= Faint hope clause =

Canadian parole provision

The "faint hope clause" is the popular name for s.745.6 of the Canadian Criminal Code, a statutory provision that allows prisoners who have been sentenced to life imprisonment with a parole eligibility period of greater than 15 years to apply for early parole once they have served 15 years. Offenders who committed their offence after December 2, 2011 are no longer eligible to apply for the faint hope clause. However, those convicted of offences that occurred prior to that date may still be eligible.

==Process==
The prisoner must apply to the Chief Justice of the province where he or she was convicted, and the Chief Justice (or another designated judge) then reviews the application to determine whether there is a reasonable chance the prisoner could be successful in his or her application before a jury; if the applicant is likely to succeed, the court will empanel a jury to hear the application.

The jury may hear evidence relating to the character of the prisoner, the prisoner's conduct while in prison, the nature of the offence, the effect of the crime on the family of the victim, and other information the presiding judge deems relevant.

The jury then decides whether the parole eligibility period should be reduced, and the decision to reduce the parole eligibility period must be unanimous. If the parole eligibility period is reduced, this "permits the prisoner to apply for" early parole, and the ultimate decision of whether to grant parole to the prisoner lies with the Parole Board of Canada.

==History==
The section was added in 1976 after Canada abolished the death penalty and replaced it with a mandatory sentence of life imprisonment for first and second degree murder. The clause was added in order to encourage convicted murderers in Canada to rehabilitate themselves, and to reflect the fact that other countries allowed convicted murderers to be paroled after an average of 15 years incarceration. Part of the reason for the clause was to reduce the risk of violence towards prison guards from prisoners serving life sentences and nothing to lose from committing further crimes inside prison.
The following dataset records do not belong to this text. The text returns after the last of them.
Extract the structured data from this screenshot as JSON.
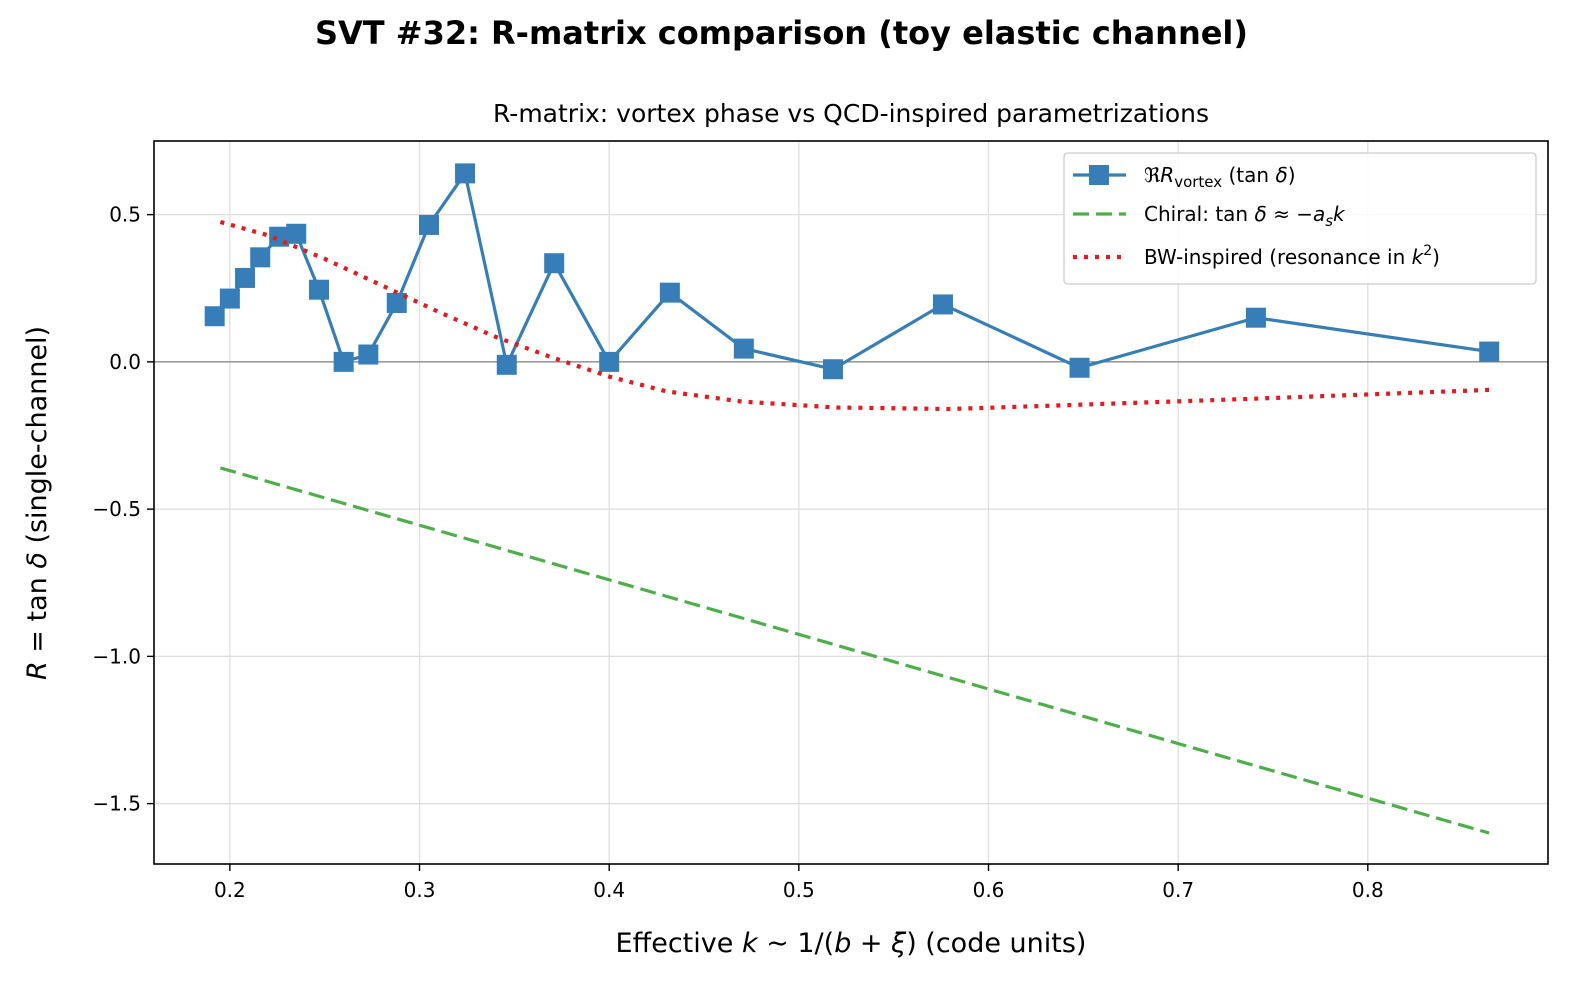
{
  "figure_title": "SVT #32: R-matrix comparison (toy elastic channel)",
  "colors": {
    "vortex": "#377eb8",
    "chiral": "#4daf4a",
    "bw": "#e41a1c",
    "grid": "#dddddd",
    "zero_line": "#808080"
  },
  "chart_data": {
    "type": "line",
    "title": "R-matrix: vortex phase vs QCD-inspired parametrizations",
    "xlabel_parts": [
      "Effective ",
      "k",
      " ∼ 1/(",
      "b",
      " + ",
      "ξ",
      ")  (code units)"
    ],
    "ylabel_parts": [
      "R",
      " = tan ",
      "δ",
      "  (single-channel)"
    ],
    "xlim": [
      0.16,
      0.895
    ],
    "ylim": [
      -1.705,
      0.75
    ],
    "xticks": [
      0.2,
      0.3,
      0.4,
      0.5,
      0.6,
      0.7,
      0.8
    ],
    "xtick_labels": [
      "0.2",
      "0.3",
      "0.4",
      "0.5",
      "0.6",
      "0.7",
      "0.8"
    ],
    "yticks": [
      0.5,
      0.0,
      -0.5,
      -1.0,
      -1.5
    ],
    "ytick_labels": [
      "0.5",
      "0.0",
      "−0.5",
      "−1.0",
      "−1.5"
    ],
    "grid": true,
    "zero_line": true,
    "legend_position": "top-right",
    "series": [
      {
        "name_parts": [
          "ℜ",
          "R",
          "vortex",
          "  (tan ",
          "δ",
          ")"
        ],
        "style": "solid-square",
        "x": [
          0.192,
          0.2,
          0.208,
          0.216,
          0.226,
          0.235,
          0.247,
          0.26,
          0.273,
          0.288,
          0.305,
          0.324,
          0.346,
          0.371,
          0.4,
          0.432,
          0.471,
          0.518,
          0.576,
          0.648,
          0.741,
          0.864
        ],
        "y": [
          0.155,
          0.215,
          0.285,
          0.355,
          0.425,
          0.435,
          0.245,
          0.0,
          0.025,
          0.2,
          0.465,
          0.64,
          -0.01,
          0.335,
          0.0,
          0.235,
          0.045,
          -0.025,
          0.195,
          -0.02,
          0.15,
          0.035
        ]
      },
      {
        "name_parts": [
          "Chiral: tan ",
          "δ",
          " ≈ −",
          "a",
          "s",
          "k"
        ],
        "style": "dashed",
        "x": [
          0.195,
          0.864
        ],
        "y": [
          -0.36,
          -1.6
        ]
      },
      {
        "name_parts": [
          "BW-inspired  (resonance in ",
          "k",
          "2",
          ")"
        ],
        "style": "dotted",
        "x": [
          0.195,
          0.22,
          0.25,
          0.28,
          0.31,
          0.34,
          0.37,
          0.4,
          0.43,
          0.47,
          0.52,
          0.58,
          0.65,
          0.74,
          0.864
        ],
        "y": [
          0.475,
          0.43,
          0.35,
          0.26,
          0.17,
          0.085,
          0.015,
          -0.05,
          -0.1,
          -0.135,
          -0.155,
          -0.16,
          -0.145,
          -0.125,
          -0.095
        ]
      }
    ]
  }
}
Judicial Reviews began in 1987. As of October 10, 2010, 1,508 offenders were eligible to apply for a judicial review. Of those eligible, there have been 181 court decisions, and 146 of these have resulted in an offender becoming eligible for earlier parole. Of these, 135 offenders have been granted parole.

The Government of Canada under Prime Minister Stephen Harper, elected in January 2006, pledged during the election campaign to repeal the clause for all offenders.

In August 2006, the Canadian Minister of Justice, Vic Toews, re-affirmed this commitment, stating that he would introduce legislation in the fall of 2006 to repeal the Faint Hope Clause. In June 2009, the Conservative Government introduced Bill C-36 to abolish the faint hope clause.

In November 2009, the bill passed the House of Commons and was referred to the Senate. The Justice Minister, Rob Nicholson, stated that "[b]y ending faint hope reviews, we are saying no to early parole for murderers." However, the bill died on the order paper in the Senate on December 30, 2009, when Governor General Michaëlle Jean prorogued parliament on the advice of Prime Minister Stephen Harper.

The same Bill was again reintroduced by the government in the Senate (Bill S-6) during following session of parliament in spring, 2010. After some delay that bill was passed by Parliament and given Royal Assent in March 2011. It came into force in December of that year. The faint hope clause is no longer available for any offences committed after December 2, 2011.

Persons convicted of multiple murders that occurred after January 9, 1997 are ineligible to apply for a reduction in their parole eligibility period. This repeal occurred after convicted serial killer and rapist Clifford Olson unsuccessfully applied for release under the faint hope clause.